Teetering on the Brink - The Web of Alliances in the stands of the 1910 Centennial Parade
As the United Provinces celebrate their centennial, the seats lining the parade reflect the major alliances of the globe: at center stage, sitting alongside the Supreme Director and the General Secretary, the British Royal Family are joined by the Prime Minister and representatives from its far-flung collection of colonies and Dominions, an the Japanese, Incan and Chilean delegations close out the main stand at the parade.
To their left, the French and American delegations sit at the middle of their own group of hangers on, with the Russian Grand Duke and the Brazilian Empress sitting alongside President Leclerc while Presidents Santamaria of Colombia and Ibañez of Perú flanked President Macarthur. The Mexican, Texan and Californian delegations huddle together at the back of the stand, the Cubans separating them from the Americans.

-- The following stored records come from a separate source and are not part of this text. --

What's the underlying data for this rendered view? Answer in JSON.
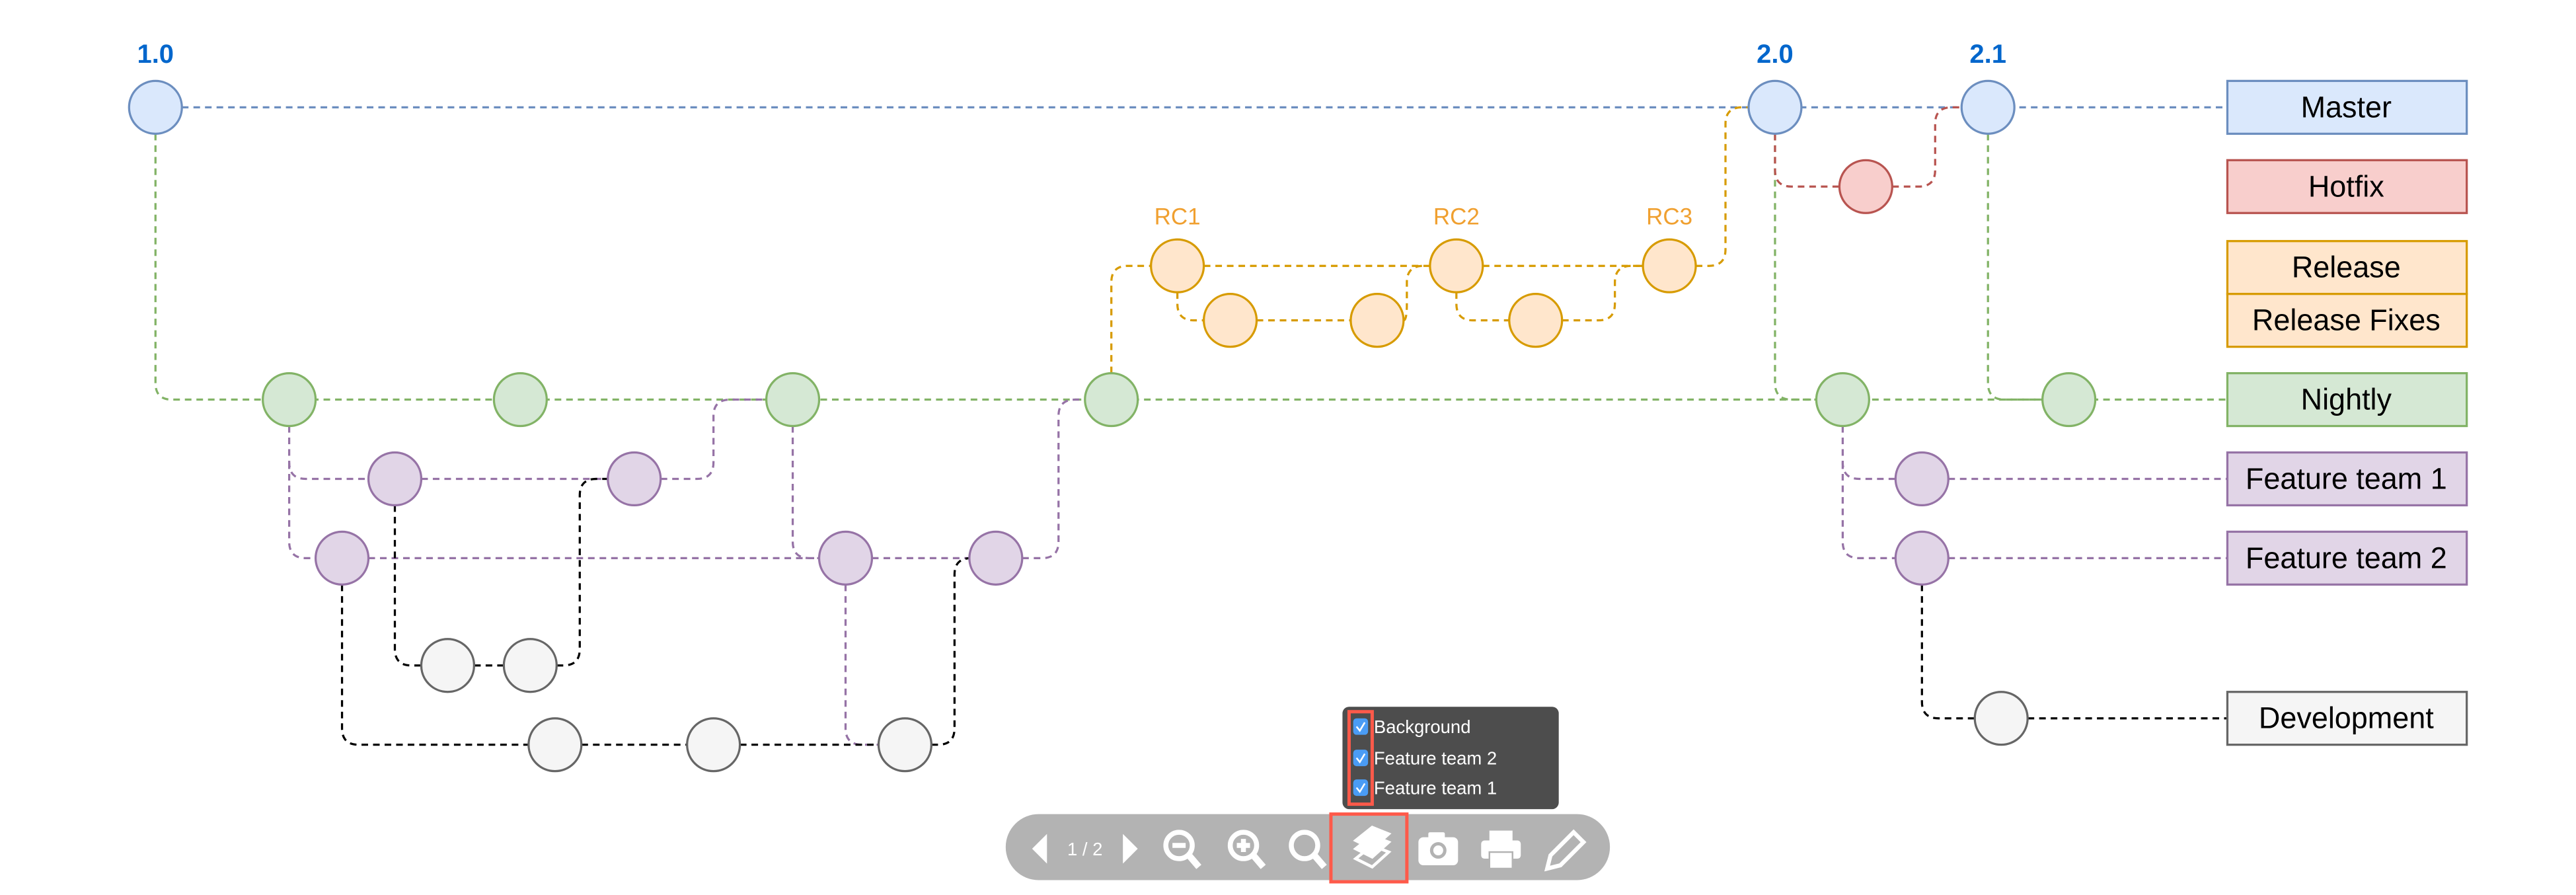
{
  "versions": {
    "v1": "1.0",
    "v2": "2.0",
    "v3": "2.1"
  },
  "release_candidates": [
    "RC1",
    "RC2",
    "RC3"
  ],
  "legend": {
    "master": "Master",
    "hotfix": "Hotfix",
    "release": "Release",
    "release_fixes": "Release Fixes",
    "nightly": "Nightly",
    "feature_team_1": "Feature team 1",
    "feature_team_2": "Feature team 2",
    "development": "Development"
  },
  "colors": {
    "master": "#dae8fc",
    "master_stroke": "#6c8ebf",
    "hotfix": "#f8cecc",
    "hotfix_stroke": "#b85450",
    "release": "#ffe6cc",
    "release_stroke": "#d79b00",
    "nightly": "#d5e8d4",
    "nightly_stroke": "#82b366",
    "feature": "#e1d5e7",
    "feature_stroke": "#9673a6",
    "development": "#f5f5f5",
    "development_stroke": "#666666",
    "version_label": "#0066cc",
    "highlight": "#ff5a4a"
  },
  "layers_panel": {
    "items": [
      {
        "label": "Background",
        "checked": true
      },
      {
        "label": "Feature team 2",
        "checked": true
      },
      {
        "label": "Feature team 1",
        "checked": true
      }
    ]
  },
  "toolbar": {
    "page_indicator": "1 / 2",
    "icons": [
      "prev-page-icon",
      "next-page-icon",
      "zoom-out-icon",
      "zoom-in-icon",
      "zoom-fit-icon",
      "layers-icon",
      "camera-icon",
      "print-icon",
      "edit-icon"
    ]
  }
}
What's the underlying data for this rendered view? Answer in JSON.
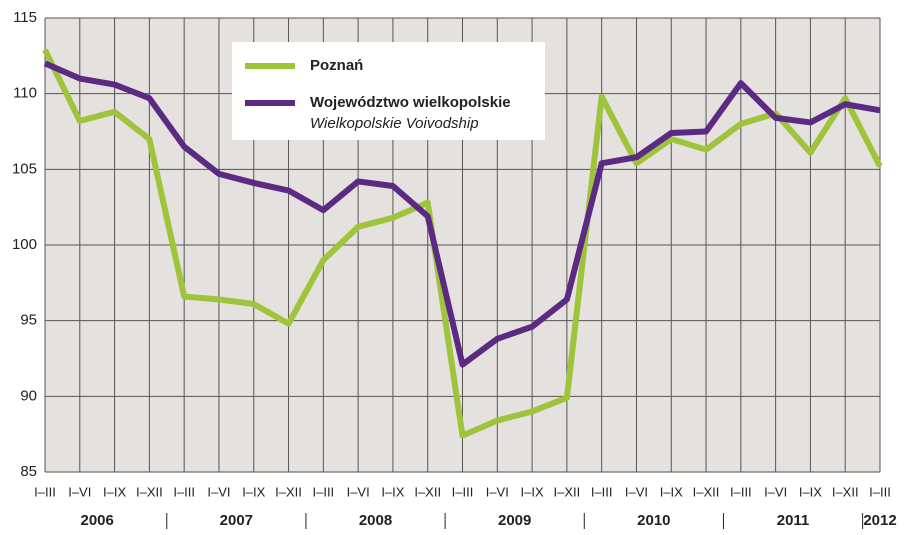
{
  "chart_data": {
    "type": "line",
    "categories": [
      "I–III",
      "I–VI",
      "I–IX",
      "I–XII",
      "I–III",
      "I–VI",
      "I–IX",
      "I–XII",
      "I–III",
      "I–VI",
      "I–IX",
      "I–XII",
      "I–III",
      "I–VI",
      "I–IX",
      "I–XII",
      "I–III",
      "I–VI",
      "I–IX",
      "I–XII",
      "I–III",
      "I–VI",
      "I–IX",
      "I–XII",
      "I–III"
    ],
    "years": [
      "2006",
      "2007",
      "2008",
      "2009",
      "2010",
      "2011",
      "2012"
    ],
    "series": [
      {
        "name": "Poznań",
        "color": "#9dc43b",
        "values": [
          112.9,
          108.2,
          108.8,
          107.0,
          96.6,
          96.4,
          96.1,
          94.8,
          99.0,
          101.2,
          101.8,
          102.8,
          87.4,
          88.4,
          89.0,
          89.9,
          109.8,
          105.4,
          107.0,
          106.3,
          108.0,
          108.7,
          106.1,
          109.7,
          105.2
        ]
      },
      {
        "name": "Województwo wielkopolskie",
        "name_en": "Wielkopolskie Voivodship",
        "color": "#5c2a82",
        "values": [
          112.0,
          111.0,
          110.6,
          109.7,
          106.5,
          104.7,
          104.1,
          103.6,
          102.3,
          104.2,
          103.9,
          101.9,
          92.1,
          93.8,
          94.6,
          96.4,
          105.4,
          105.8,
          107.4,
          107.5,
          110.7,
          108.4,
          108.1,
          109.3,
          108.9
        ]
      }
    ],
    "ylim": [
      85,
      115
    ],
    "yticks": [
      85,
      90,
      95,
      100,
      105,
      110,
      115
    ],
    "grid": true
  }
}
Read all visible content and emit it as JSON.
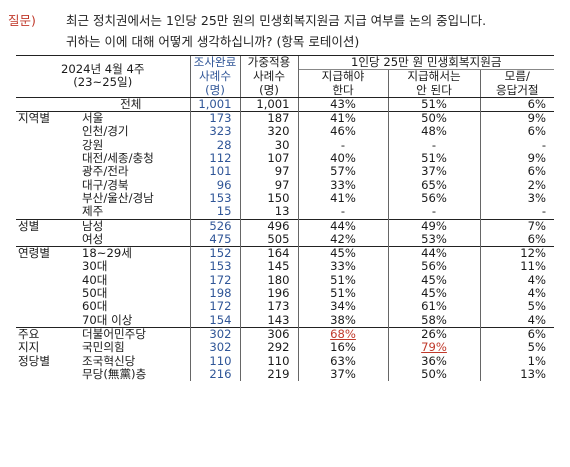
{
  "question": {
    "label": "질문)",
    "line1": "최근 정치권에서는 1인당 25만 원의 민생회복지원금 지급 여부를 논의 중입니다.",
    "line2": "귀하는 이에 대해 어떻게 생각하십니까? (항목 로테이션)"
  },
  "header": {
    "date": "2024년 4월 4주",
    "range": "(23~25일)",
    "col_completed_1": "조사완료",
    "col_completed_2": "사례수",
    "col_completed_3": "(명)",
    "col_weighted_1": "가중적용",
    "col_weighted_2": "사례수",
    "col_weighted_3": "(명)",
    "group_title": "1인당 25만 원 민생회복지원금",
    "opt1_1": "지급해야",
    "opt1_2": "한다",
    "opt2_1": "지급해서는",
    "opt2_2": "안 된다",
    "opt3_1": "모름/",
    "opt3_2": "응답거절"
  },
  "rows": [
    {
      "g1": "",
      "g2": "전체",
      "n": "1,001",
      "w": "1,001",
      "a": "43%",
      "b": "51%",
      "c": "6%"
    },
    {
      "g1": "지역별",
      "g2": "서울",
      "n": "173",
      "w": "187",
      "a": "41%",
      "b": "50%",
      "c": "9%"
    },
    {
      "g1": "",
      "g2": "인천/경기",
      "n": "323",
      "w": "320",
      "a": "46%",
      "b": "48%",
      "c": "6%"
    },
    {
      "g1": "",
      "g2": "강원",
      "n": "28",
      "w": "30",
      "a": "-",
      "b": "-",
      "c": "-"
    },
    {
      "g1": "",
      "g2": "대전/세종/충청",
      "n": "112",
      "w": "107",
      "a": "40%",
      "b": "51%",
      "c": "9%"
    },
    {
      "g1": "",
      "g2": "광주/전라",
      "n": "101",
      "w": "97",
      "a": "57%",
      "b": "37%",
      "c": "6%"
    },
    {
      "g1": "",
      "g2": "대구/경북",
      "n": "96",
      "w": "97",
      "a": "33%",
      "b": "65%",
      "c": "2%"
    },
    {
      "g1": "",
      "g2": "부산/울산/경남",
      "n": "153",
      "w": "150",
      "a": "41%",
      "b": "56%",
      "c": "3%"
    },
    {
      "g1": "",
      "g2": "제주",
      "n": "15",
      "w": "13",
      "a": "-",
      "b": "-",
      "c": "-"
    },
    {
      "g1": "성별",
      "g2": "남성",
      "n": "526",
      "w": "496",
      "a": "44%",
      "b": "49%",
      "c": "7%"
    },
    {
      "g1": "",
      "g2": "여성",
      "n": "475",
      "w": "505",
      "a": "42%",
      "b": "53%",
      "c": "6%"
    },
    {
      "g1": "연령별",
      "g2": "18~29세",
      "n": "152",
      "w": "164",
      "a": "45%",
      "b": "44%",
      "c": "12%"
    },
    {
      "g1": "",
      "g2": "30대",
      "n": "153",
      "w": "145",
      "a": "33%",
      "b": "56%",
      "c": "11%"
    },
    {
      "g1": "",
      "g2": "40대",
      "n": "172",
      "w": "180",
      "a": "51%",
      "b": "45%",
      "c": "4%"
    },
    {
      "g1": "",
      "g2": "50대",
      "n": "198",
      "w": "196",
      "a": "51%",
      "b": "45%",
      "c": "4%"
    },
    {
      "g1": "",
      "g2": "60대",
      "n": "172",
      "w": "173",
      "a": "34%",
      "b": "61%",
      "c": "5%"
    },
    {
      "g1": "",
      "g2": "70대 이상",
      "n": "154",
      "w": "143",
      "a": "38%",
      "b": "58%",
      "c": "4%"
    },
    {
      "g1": "주요",
      "g2": "더불어민주당",
      "n": "302",
      "w": "306",
      "a": "68%",
      "b": "26%",
      "c": "6%"
    },
    {
      "g1": "지지",
      "g2": "국민의힘",
      "n": "302",
      "w": "292",
      "a": "16%",
      "b": "79%",
      "c": "5%"
    },
    {
      "g1": "정당별",
      "g2": "조국혁신당",
      "n": "110",
      "w": "110",
      "a": "63%",
      "b": "36%",
      "c": "1%"
    },
    {
      "g1": "",
      "g2": "무당(無黨)층",
      "n": "216",
      "w": "219",
      "a": "37%",
      "b": "50%",
      "c": "13%"
    }
  ]
}
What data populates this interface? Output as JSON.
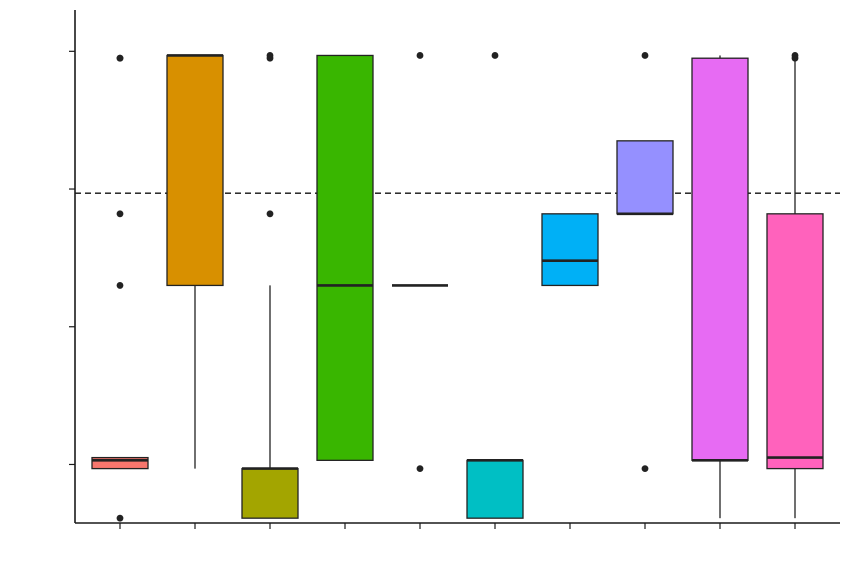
{
  "chart_data": {
    "type": "box",
    "title": "",
    "xlabel": "",
    "ylabel": "",
    "ylim": [
      0.575,
      4.3
    ],
    "y_ticks": [
      1,
      2,
      3,
      4
    ],
    "reference_line": {
      "y": 2.97,
      "style": "dashed"
    },
    "grid": false,
    "legend": "none",
    "boxes": [
      {
        "color": "#F8766D",
        "q1": 0.97,
        "median": 1.03,
        "q3": 1.05,
        "whisker_low": 0.97,
        "whisker_high": 1.05,
        "outliers": [
          0.61,
          2.3,
          2.82,
          3.95,
          3.95
        ]
      },
      {
        "color": "#D89000",
        "q1": 2.3,
        "median": 3.97,
        "q3": 3.97,
        "whisker_low": 0.97,
        "whisker_high": 3.97,
        "outliers": []
      },
      {
        "color": "#A3A500",
        "q1": 0.61,
        "median": 0.97,
        "q3": 0.97,
        "whisker_low": 0.61,
        "whisker_high": 2.3,
        "outliers": [
          2.82,
          3.95,
          3.97
        ]
      },
      {
        "color": "#39B600",
        "q1": 1.03,
        "median": 2.3,
        "q3": 3.97,
        "whisker_low": 1.03,
        "whisker_high": 3.97,
        "outliers": []
      },
      {
        "color": "#00BF7D",
        "q1": 2.3,
        "median": 2.3,
        "q3": 2.3,
        "whisker_low": 2.3,
        "whisker_high": 2.3,
        "outliers": [
          0.97,
          3.97
        ]
      },
      {
        "color": "#00BFC4",
        "q1": 0.61,
        "median": 1.03,
        "q3": 1.03,
        "whisker_low": 0.61,
        "whisker_high": 1.03,
        "outliers": [
          3.97
        ]
      },
      {
        "color": "#00B0F6",
        "q1": 2.3,
        "median": 2.48,
        "q3": 2.82,
        "whisker_low": 2.3,
        "whisker_high": 2.82,
        "outliers": []
      },
      {
        "color": "#9590FF",
        "q1": 2.82,
        "median": 2.82,
        "q3": 3.35,
        "whisker_low": 2.82,
        "whisker_high": 3.35,
        "outliers": [
          0.97,
          3.97
        ]
      },
      {
        "color": "#E76BF3",
        "q1": 1.03,
        "median": 1.03,
        "q3": 3.95,
        "whisker_low": 0.61,
        "whisker_high": 3.97,
        "outliers": []
      },
      {
        "color": "#FF62BC",
        "q1": 0.97,
        "median": 1.05,
        "q3": 2.82,
        "whisker_low": 0.61,
        "whisker_high": 3.95,
        "outliers": [
          3.95,
          3.97
        ]
      }
    ]
  }
}
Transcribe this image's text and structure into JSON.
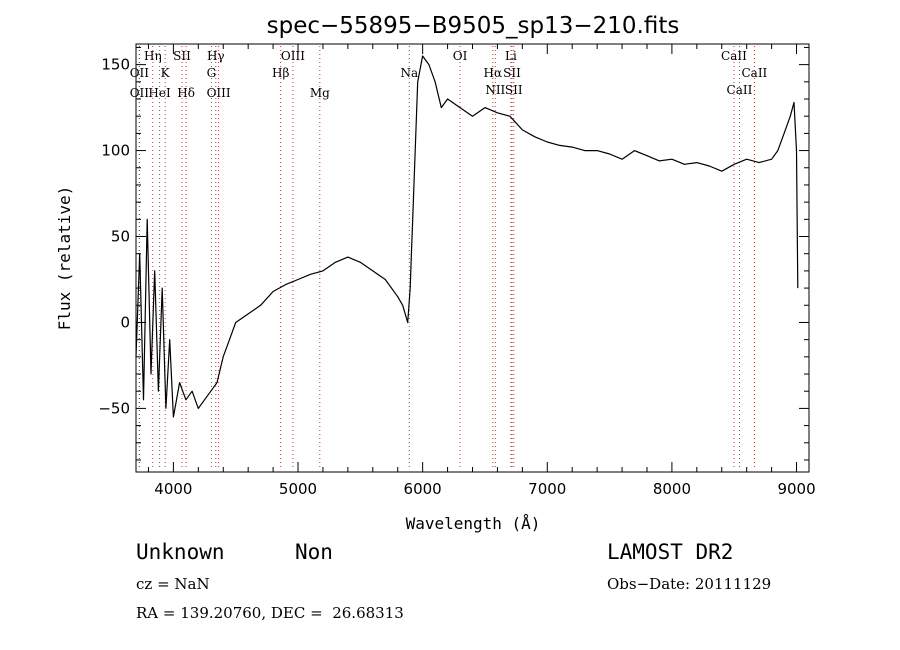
{
  "chart_data": {
    "type": "line",
    "title": "spec−55895−B9505_sp13−210.fits",
    "xlabel": "Wavelength (Å)",
    "ylabel": "Flux (relative)",
    "xlim": [
      3700,
      9100
    ],
    "ylim": [
      -87,
      162
    ],
    "x_ticks": [
      {
        "value": 4000,
        "label": "4000"
      },
      {
        "value": 5000,
        "label": "5000"
      },
      {
        "value": 6000,
        "label": "6000"
      },
      {
        "value": 7000,
        "label": "7000"
      },
      {
        "value": 8000,
        "label": "8000"
      },
      {
        "value": 9000,
        "label": "9000"
      }
    ],
    "y_ticks": [
      {
        "value": -50,
        "label": "−50"
      },
      {
        "value": 0,
        "label": "0"
      },
      {
        "value": 50,
        "label": "50"
      },
      {
        "value": 100,
        "label": "100"
      },
      {
        "value": 150,
        "label": "150"
      }
    ],
    "grid": false,
    "series": [
      {
        "x": [
          3700,
          3730,
          3760,
          3790,
          3820,
          3850,
          3880,
          3910,
          3940,
          3970,
          4000,
          4050,
          4100,
          4150,
          4200,
          4250,
          4300,
          4350,
          4400,
          4450,
          4500,
          4600,
          4700,
          4800,
          4900,
          5000,
          5100,
          5200,
          5300,
          5400,
          5500,
          5600,
          5700,
          5800,
          5840,
          5860,
          5880,
          5900,
          5910,
          5920,
          5940,
          5960,
          6000,
          6050,
          6100,
          6150,
          6200,
          6300,
          6400,
          6500,
          6600,
          6700,
          6800,
          6900,
          7000,
          7100,
          7200,
          7300,
          7400,
          7500,
          7600,
          7700,
          7800,
          7900,
          8000,
          8100,
          8200,
          8300,
          8400,
          8500,
          8600,
          8700,
          8800,
          8850,
          8900,
          8950,
          8980,
          9000,
          9010
        ],
        "y": [
          -20,
          40,
          -45,
          60,
          -30,
          30,
          -40,
          20,
          -50,
          -10,
          -55,
          -35,
          -45,
          -40,
          -50,
          -45,
          -40,
          -35,
          -20,
          -10,
          0,
          5,
          10,
          18,
          22,
          25,
          28,
          30,
          35,
          38,
          35,
          30,
          25,
          15,
          10,
          5,
          0,
          20,
          40,
          60,
          100,
          140,
          155,
          150,
          140,
          125,
          130,
          125,
          120,
          125,
          122,
          120,
          112,
          108,
          105,
          103,
          102,
          100,
          100,
          98,
          95,
          100,
          97,
          94,
          95,
          92,
          93,
          91,
          88,
          92,
          95,
          93,
          95,
          100,
          110,
          120,
          128,
          100,
          20
        ]
      }
    ],
    "spectral_lines": [
      {
        "label": "OII",
        "x": 3727,
        "row": 2
      },
      {
        "label": "OII",
        "x": 3727,
        "row": 4
      },
      {
        "label": "Hη",
        "x": 3835,
        "row": 1
      },
      {
        "label": "HeI",
        "x": 3889,
        "row": 4
      },
      {
        "label": "K",
        "x": 3934,
        "row": 2
      },
      {
        "label": "SII",
        "x": 4069,
        "row": 1
      },
      {
        "label": "Hδ",
        "x": 4102,
        "row": 4
      },
      {
        "label": "Hγ",
        "x": 4340,
        "row": 1
      },
      {
        "label": "G",
        "x": 4305,
        "row": 2
      },
      {
        "label": "OIII",
        "x": 4363,
        "row": 4
      },
      {
        "label": "OIII",
        "x": 4959,
        "row": 1
      },
      {
        "label": "Hβ",
        "x": 4861,
        "row": 2
      },
      {
        "label": "Mg",
        "x": 5175,
        "row": 4
      },
      {
        "label": "Na",
        "x": 5893,
        "row": 2
      },
      {
        "label": "OI",
        "x": 6300,
        "row": 1
      },
      {
        "label": "Hα",
        "x": 6563,
        "row": 2
      },
      {
        "label": "NII",
        "x": 6583,
        "row": 3
      },
      {
        "label": "Li",
        "x": 6708,
        "row": 1
      },
      {
        "label": "SII",
        "x": 6717,
        "row": 2
      },
      {
        "label": "SII",
        "x": 6731,
        "row": 3
      },
      {
        "label": "CaII",
        "x": 8498,
        "row": 1
      },
      {
        "label": "CaII",
        "x": 8662,
        "row": 2
      },
      {
        "label": "CaII",
        "x": 8542,
        "row": 3
      }
    ]
  },
  "footer": {
    "classification": "Unknown",
    "subclass": "Non",
    "survey": "LAMOST DR2",
    "cz": "cz = NaN",
    "obs_date": "Obs−Date: 20111129",
    "coords": "RA = 139.20760, DEC =  26.68313"
  },
  "colors": {
    "line": "#000000",
    "marker": "#c0392b"
  }
}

To the right of the center stand, the German delegation is headed by the Kaiser himself, surrounded by his Chancellor and a swarm of German princelings vying for his favor. The ailing Austro-Hungarian Emperor is not in attendance, but his son and heir strikes a dashing figure seated with his wife alongside the King of Italy and the Grand Duke of Bavaria.
It is the culmination of months of work for the Masters of Ceremony in charge of planning the parade, with a whole floor of the Foreign Ministry cleared out specifically for the task of arranging the seating. The arms race between the various great powers in attendance is accelerating at an alarming pace even as the heads of state - many of them closely related by blood if not by ideology - fraternize oblivious to the danger.
The world is a powder keg, and the world’s empires great and small are too busy sharpening their bayonets to notice the sparks landing dangerously close to the fuse. The grand show of force by the United Provinces pales in comparison with the grand armies and fleets maintained by the British, the French, the Germans or the Russians, and they’ve all trapped one another in a never-ending and ever-accelerating race to outgun the other.
Industrial output continues to boom, with record amounts of steel going into record numbers of ships, rails and guns across the globe. But as countries like the UP grow wealthy feeding the insatiable appetite for the arms race, empires come closer and closer to direct confrontation. Only one question remains: where will the war start?